Electric vehicle startup Lucid Motors is now a publicly traded company, following the completion of a merger where it fetched an eye-watering $4.5 billion in fresh capital. Shares of the Saudi-owned, California-based startup began trading on the Nasdaq stock exchange Monday morning.
Lucid Motors will now turn its full attention back to an even taller task: getting its first electric car on the road, where it will face stiff competition in the luxury market from Tesla, Mercedes-Benz, and others. The startup has said that it plans to start delivering its extremely powerful but serenely luxurious Air sedan later this year, and it has already built more than 100 near-final quality versions at its new factory in Arizona. It has an electric SUV called Gravity in the works, too.
The public listing is the second in the last week for the industry; fellow EV startup Faraday Future became a public company listed on the Nasdaq last Thursday and raised $1 billion in the process. The two startups are just the latest in a growing line of EV startups, autonomous vehicle companies, and automotive suppliers to go public by merging with so-called special purpose acquisition companies, or SPACs, which are publicly listed investment vehicles.
Unlike many of those other startups, though, Lucid Motors has been around for a while. It was founded in 2007 as a battery company called Atieva. But in 2016 it set out to build an all-electric sedan of its own, and tapped Peter Rawlinson — the former lead engineer of the Model S program at Tesla — to head up the project. (Rawlinson would later become CEO.)
Lucid Motors originally hoped to put the Air into production as early as 2018. But it ran into the same problem that nearly ended the journey for many of its peers: it didn’t have enough money. The startup had raised hundreds of millions of dollars to that point but needed billions, in part because it was also trying to build a factory to build the sedan.
Funding for electric vehicle startups was much harder to come by in 2016 and 2017, though, especially as some of them — like Faraday Future — began collapsing in remarkably public fashion. Making matters worse for Lucid Motors was the fact that Faraday Future founder Jia Yueting wound up owning some 30 percent of his rival’s shares. Jia’s ownership became a major problem for potential investors because of his reluctance to sell, as Recode and The Verge have reported.
Talks with investors and even automakers like Ford eventually fell apart, and Lucid Motors took loans from a hedge fund and a Chinese bus company to keep the lights on, using its intellectual property as collateral.
Lucid Motors then found a savior in Saudi Arabia’s sovereign wealth fund in 2018. The two sides announced a $1 billion deal in September of that year, just a few weeks before Crown Prince Mohammed bin Salman had Washington Post journalist Jamal Khashoggi brutally murdered.
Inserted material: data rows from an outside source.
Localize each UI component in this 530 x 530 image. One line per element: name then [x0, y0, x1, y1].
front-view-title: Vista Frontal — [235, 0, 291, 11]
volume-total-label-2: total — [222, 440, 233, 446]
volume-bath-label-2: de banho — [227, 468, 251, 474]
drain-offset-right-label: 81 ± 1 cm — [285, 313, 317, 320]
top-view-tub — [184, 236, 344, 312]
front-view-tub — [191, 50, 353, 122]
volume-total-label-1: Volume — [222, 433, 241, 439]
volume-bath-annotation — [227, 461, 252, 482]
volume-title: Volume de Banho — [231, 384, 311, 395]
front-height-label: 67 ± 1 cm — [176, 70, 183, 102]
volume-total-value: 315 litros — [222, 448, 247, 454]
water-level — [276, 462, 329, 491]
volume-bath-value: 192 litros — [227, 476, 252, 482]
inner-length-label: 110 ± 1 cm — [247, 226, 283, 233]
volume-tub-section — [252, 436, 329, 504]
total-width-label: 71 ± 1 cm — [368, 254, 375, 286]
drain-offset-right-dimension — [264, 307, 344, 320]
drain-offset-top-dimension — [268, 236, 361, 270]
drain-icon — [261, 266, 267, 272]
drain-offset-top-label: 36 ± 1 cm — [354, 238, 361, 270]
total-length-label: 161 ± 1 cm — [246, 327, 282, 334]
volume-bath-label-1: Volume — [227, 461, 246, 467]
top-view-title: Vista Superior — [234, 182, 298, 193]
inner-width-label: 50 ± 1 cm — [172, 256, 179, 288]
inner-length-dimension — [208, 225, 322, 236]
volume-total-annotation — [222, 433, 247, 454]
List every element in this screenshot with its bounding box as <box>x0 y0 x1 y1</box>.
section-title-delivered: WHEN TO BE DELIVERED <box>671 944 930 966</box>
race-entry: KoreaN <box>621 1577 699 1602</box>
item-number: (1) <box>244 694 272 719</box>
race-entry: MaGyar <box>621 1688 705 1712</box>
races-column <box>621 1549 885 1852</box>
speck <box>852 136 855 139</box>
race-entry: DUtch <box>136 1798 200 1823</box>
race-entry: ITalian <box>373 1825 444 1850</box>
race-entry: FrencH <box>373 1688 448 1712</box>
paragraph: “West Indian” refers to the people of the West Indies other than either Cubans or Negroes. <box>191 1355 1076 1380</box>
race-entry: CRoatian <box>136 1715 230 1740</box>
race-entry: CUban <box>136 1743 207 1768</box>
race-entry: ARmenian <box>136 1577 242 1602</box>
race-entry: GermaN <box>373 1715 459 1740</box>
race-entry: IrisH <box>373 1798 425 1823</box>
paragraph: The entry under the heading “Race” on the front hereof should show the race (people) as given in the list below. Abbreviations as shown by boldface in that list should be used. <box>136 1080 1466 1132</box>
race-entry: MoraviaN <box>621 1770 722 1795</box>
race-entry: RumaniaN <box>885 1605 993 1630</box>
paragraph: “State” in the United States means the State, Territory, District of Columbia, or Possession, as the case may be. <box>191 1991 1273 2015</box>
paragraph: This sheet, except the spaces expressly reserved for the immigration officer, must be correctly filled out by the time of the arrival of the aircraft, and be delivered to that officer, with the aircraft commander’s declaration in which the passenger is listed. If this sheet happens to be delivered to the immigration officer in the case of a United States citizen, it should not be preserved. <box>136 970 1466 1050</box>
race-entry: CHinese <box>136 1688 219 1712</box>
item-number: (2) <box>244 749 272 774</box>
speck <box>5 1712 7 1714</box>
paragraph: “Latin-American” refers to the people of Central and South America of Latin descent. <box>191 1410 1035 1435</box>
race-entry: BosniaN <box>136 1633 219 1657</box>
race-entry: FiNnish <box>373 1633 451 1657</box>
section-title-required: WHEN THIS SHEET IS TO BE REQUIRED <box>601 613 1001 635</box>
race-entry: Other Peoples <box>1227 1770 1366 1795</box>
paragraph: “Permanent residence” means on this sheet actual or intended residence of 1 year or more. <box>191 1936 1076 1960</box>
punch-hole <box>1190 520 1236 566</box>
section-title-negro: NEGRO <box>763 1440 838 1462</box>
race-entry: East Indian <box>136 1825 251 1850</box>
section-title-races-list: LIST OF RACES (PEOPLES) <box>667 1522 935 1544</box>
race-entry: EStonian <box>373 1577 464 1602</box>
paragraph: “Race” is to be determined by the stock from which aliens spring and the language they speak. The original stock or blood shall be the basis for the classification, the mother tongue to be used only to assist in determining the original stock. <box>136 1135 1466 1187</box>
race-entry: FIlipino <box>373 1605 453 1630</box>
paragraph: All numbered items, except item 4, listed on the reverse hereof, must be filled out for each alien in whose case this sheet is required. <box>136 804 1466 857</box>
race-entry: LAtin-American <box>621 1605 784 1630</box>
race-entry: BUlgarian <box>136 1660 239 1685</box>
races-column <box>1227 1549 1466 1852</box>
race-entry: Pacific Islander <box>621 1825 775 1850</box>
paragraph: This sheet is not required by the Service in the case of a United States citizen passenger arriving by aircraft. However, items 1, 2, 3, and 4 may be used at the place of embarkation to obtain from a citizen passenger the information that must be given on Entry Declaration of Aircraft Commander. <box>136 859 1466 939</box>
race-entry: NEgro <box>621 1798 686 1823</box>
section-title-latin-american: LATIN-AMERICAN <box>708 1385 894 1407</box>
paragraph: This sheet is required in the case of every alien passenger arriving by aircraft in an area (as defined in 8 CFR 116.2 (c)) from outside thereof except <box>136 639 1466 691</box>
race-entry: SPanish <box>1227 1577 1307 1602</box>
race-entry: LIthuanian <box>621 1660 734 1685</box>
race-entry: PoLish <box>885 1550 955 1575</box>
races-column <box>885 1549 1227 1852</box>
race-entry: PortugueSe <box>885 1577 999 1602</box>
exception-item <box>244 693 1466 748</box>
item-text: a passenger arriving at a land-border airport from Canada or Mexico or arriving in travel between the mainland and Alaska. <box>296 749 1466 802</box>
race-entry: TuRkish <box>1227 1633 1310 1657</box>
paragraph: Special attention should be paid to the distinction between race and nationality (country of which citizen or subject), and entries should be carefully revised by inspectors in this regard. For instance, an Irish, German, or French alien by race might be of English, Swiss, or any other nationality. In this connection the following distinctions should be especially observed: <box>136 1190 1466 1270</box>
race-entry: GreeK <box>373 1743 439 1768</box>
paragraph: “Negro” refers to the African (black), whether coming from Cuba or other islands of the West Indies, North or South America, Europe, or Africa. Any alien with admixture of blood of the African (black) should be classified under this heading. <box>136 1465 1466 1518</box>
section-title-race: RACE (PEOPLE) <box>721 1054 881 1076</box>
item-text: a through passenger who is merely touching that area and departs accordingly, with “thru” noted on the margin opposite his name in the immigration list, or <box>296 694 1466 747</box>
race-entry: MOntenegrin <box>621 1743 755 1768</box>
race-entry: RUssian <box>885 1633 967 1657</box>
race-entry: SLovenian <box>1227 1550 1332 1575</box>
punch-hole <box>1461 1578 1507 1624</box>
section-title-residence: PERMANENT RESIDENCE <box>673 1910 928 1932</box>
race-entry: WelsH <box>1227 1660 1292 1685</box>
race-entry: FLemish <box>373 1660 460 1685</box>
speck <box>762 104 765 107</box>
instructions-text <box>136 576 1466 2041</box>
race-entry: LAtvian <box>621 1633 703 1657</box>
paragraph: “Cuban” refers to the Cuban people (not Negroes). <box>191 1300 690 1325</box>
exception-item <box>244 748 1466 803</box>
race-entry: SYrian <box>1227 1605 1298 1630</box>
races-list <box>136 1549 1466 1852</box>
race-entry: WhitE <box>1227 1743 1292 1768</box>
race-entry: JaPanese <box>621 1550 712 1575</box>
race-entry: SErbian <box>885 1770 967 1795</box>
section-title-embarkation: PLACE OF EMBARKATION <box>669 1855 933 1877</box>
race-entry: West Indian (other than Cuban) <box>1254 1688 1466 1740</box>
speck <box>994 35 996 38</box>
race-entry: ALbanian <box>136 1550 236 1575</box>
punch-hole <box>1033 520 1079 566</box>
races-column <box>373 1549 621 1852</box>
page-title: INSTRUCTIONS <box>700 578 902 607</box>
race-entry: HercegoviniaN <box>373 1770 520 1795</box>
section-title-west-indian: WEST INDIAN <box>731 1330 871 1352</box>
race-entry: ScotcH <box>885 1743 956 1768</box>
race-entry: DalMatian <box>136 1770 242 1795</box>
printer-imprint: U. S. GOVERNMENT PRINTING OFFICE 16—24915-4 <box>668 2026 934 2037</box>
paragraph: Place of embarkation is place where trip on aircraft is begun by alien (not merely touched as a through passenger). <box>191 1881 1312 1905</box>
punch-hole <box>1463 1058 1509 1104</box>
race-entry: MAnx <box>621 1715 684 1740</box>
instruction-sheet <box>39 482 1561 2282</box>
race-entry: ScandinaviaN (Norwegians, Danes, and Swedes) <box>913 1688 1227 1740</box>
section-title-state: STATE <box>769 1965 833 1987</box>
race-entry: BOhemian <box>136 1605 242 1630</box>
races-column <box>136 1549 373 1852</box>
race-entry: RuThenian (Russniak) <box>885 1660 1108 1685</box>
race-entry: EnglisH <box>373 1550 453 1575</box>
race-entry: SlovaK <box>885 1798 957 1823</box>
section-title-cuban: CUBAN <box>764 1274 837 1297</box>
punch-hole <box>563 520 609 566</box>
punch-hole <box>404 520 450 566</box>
That injection of cash, plus subsequent investments from the fund, have given Saudi Arabia majority ownership of Lucid Motors. (It was also a major participant in the funding round that took place alongside the SPAC merger, which is one reason for how Lucid Motors raised so much money in this transaction.)
Saudi Arabia proved to have deep enough pockets to help Lucid Motors fund its extremely expensive ambitions, while also finally buying out Jia’s stake, as filings with the Securities and Exchange Commission (SEC) show. In exchange, it got control of a startup that helps it paint bin Salman’s fantastic picture of making Saudi Arabia a futuristic and far less oil-dependent nation — while also making a boatload of money in the process.
Lucid Motors started looking at merging with a SPAC to raise money in late 2020 and hired Citi to help with the process. How the startup came together with its eventual SPAC partner is still a matter of some debate, though. In January 2021, Bloomberg reported that Lucid Motors was in talks with a SPAC run by financier Michael Klein, who used to work for Citi and has ties to Saudi Arabia. But in filings with the SEC, Lucid Motors and Churchill Capital IV (the SPAC) say that they had not held any talks before that article was published. In fact, they say that article was what brought the two sides together.
The proposed merger was announced in February and in the months since became one of the most-traded SPACs in anticipation of the deal closing. But the merger was held up at the very last minute when, on July 22nd, Lucid Motors and the SPAC had to publicly plead with shareholders to vote for a key term of the deal that hadn’t yet received enough votes. The reason? Many of those shareholders were new to the market and didn’t know about the vote, or if they did, there was a chance that the information about the vote had gone to spam. Lucid Motors and the SPAC delayed for a day, and eventually received enough votes.